|Name Asger Ostenfeld||Died 1931, Copenhagen, Denmark|
Asger Skovgaard Ostenfeld (13 October 1866 – 23 September 1931) was a Danish civil engineer who specialized in the theory of steel and reinforced concrete structures. He is now considered to be the founding father of the theory of structures in Denmark.
Ostenfeld was born in Hvirring near Horsens in Jutland in 1866. From 1900, he was professor of applied mechanics and steel structures at the Technical University of Denmark. In 1894, he designed the Langelinie Bridge at Østerport Station which at the time was the largest structure in Denmark built by a Danish engineer. In 1926, he was instrumental in creating Denmark's first Theory of Structures Laboratory which he later directed. Ostenfeld published a number of textbooks on the theory of structure which were widely read outside Denmark.

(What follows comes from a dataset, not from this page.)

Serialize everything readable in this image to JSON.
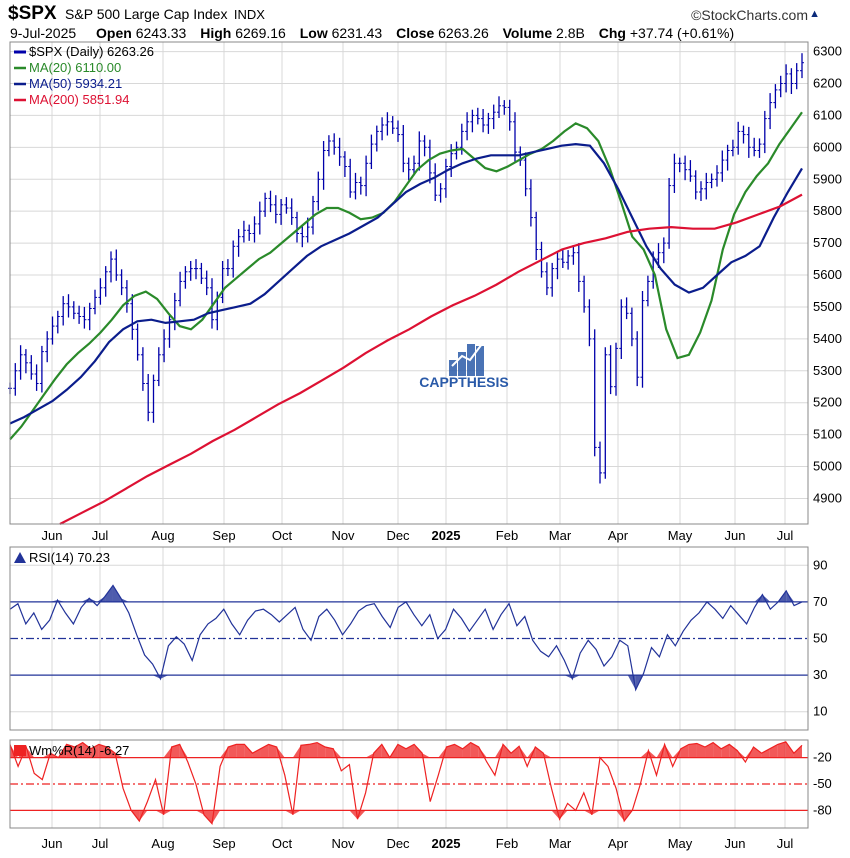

Around 1920, Ostenfeld extended Axel Bendixsen's method of deformations together with the force method creating the dual concept of the method of deformations. His method represented significant progress in that "it enables previously analysed structural elements so to speak, to be built on". This is achieved through the introduction of rigidly fixed members for the obstruction of joint rotations. It allows the complete frame to be divided into finite elements.
Also contributions to Danish and foreign journals on Deformationsmetode, Aabne Broers Sidestivhed, Beregning af Søjler.